Glaxo colluded with the generic companies in unlawful accords that included payments in return for delaying the introduction of the copycat drugs, the regulator, the U.K. Office of Fair Trading, said on its website. The U.K.’s biggest drugmaker and the generic companies were sent so-called statements of objections, according to the regulator.

The OFT said its “provisional view is that these agreements included substantial payments from GSK to the generic companies in return for their commitment to delay their plans to supply paroxetine independently.” Paroxetine is the name of the active ingredient in Seroxat, which is also known as Paxil.

Antitrust regulators on both sides of the Atlantic are focusing on how settlements between companies that make branded medicines and generics producers might harm consumers. Les Laboratoires Servier, H. Lundbeck A/S (LUN) and Teva, the world’s largest generic-drug maker, were sent statements of objections last year by the European Union’s antitrust watchdog over possible delays for generic drugs.

Glaxo “supports fair competition and we very strongly believe that we acted within the law, as the holder of valid patents for paroxetine, in entering the agreements under investigation,” David Daley, a spokesman for the London-based company, said by e-mail. “These arrangements actually resulted in generic versions of paroxetine entering the market before GSK’s patents had expired.”

EU Probe

The OFT probe covers matters already examined by the antitrust regulators at the European Commission without subsequent sanctions, Daley said. “As we have just received the statement of objections, we will need time to carefully review it before considering any further action.”

“The introduction of generic medicines can lead to strong competition on price, which can drive savings for the NHS, to the benefit of patients and, ultimately, taxpayers,” said Ann Pope, a director at the OFT, referring to the U.K.’s publicly funded National Health Service. “No assumption should be made at this stage that there has been an infringement of competition law.”

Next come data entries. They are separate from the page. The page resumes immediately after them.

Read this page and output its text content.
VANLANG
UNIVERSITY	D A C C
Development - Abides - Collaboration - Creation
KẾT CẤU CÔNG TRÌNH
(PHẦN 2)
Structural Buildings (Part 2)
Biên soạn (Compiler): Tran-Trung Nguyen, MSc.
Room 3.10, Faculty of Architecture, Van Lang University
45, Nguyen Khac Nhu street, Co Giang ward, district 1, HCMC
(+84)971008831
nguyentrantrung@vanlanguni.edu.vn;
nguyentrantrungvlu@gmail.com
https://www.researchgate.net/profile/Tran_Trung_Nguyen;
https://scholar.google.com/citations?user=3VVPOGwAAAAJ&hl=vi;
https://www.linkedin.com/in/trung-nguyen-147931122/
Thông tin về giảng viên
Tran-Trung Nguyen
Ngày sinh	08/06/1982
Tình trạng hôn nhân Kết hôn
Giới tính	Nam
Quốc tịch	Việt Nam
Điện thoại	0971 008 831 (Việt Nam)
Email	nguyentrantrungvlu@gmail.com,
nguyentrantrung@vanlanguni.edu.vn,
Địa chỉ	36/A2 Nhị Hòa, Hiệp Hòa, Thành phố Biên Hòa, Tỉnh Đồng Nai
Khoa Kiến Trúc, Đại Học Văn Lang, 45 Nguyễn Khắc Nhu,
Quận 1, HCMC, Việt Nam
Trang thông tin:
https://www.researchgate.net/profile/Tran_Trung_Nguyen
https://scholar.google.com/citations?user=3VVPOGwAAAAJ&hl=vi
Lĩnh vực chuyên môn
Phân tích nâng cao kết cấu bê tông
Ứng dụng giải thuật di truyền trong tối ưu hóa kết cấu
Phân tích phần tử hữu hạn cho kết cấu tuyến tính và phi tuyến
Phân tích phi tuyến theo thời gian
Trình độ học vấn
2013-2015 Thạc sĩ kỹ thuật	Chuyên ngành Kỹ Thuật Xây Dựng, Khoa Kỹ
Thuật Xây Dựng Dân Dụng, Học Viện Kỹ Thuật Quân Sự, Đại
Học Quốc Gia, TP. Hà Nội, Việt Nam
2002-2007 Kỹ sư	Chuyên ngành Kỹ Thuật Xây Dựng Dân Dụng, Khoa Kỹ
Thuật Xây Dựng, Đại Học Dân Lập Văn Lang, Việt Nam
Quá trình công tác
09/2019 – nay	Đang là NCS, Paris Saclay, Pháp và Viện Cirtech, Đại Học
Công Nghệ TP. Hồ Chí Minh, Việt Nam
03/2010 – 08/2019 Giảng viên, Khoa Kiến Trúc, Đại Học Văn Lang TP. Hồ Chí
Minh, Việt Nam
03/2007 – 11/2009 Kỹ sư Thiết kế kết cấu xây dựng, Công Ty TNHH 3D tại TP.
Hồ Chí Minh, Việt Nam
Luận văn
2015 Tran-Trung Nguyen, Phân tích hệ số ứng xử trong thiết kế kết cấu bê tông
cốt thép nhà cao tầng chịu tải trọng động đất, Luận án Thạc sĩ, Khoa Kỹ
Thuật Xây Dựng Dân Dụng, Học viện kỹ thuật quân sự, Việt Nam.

Glaxo, AstraZeneca Plc (AZN), the U.K.’s second-biggest drugmaker, and Sanofi (SAN) are also among companies the Brussels- based commission has queried as part of its probes into the companies’ tactics to keep copies of their medicines off the market. Drug developers use a variety of techniques to delay generics, the EU said in a 2009 report.

Johnson & Johnson (JNJ) and Novartis AG (NOVN) in January were also sent charge sheets by the EU over a pay-for-delay deal that may have hampered the sale of generic versions of pain killer fentanyl in the Netherlands.

Seroxat is an antidepressant that was one of Glaxo’s best- selling drugs during the period in question, according to the OFT.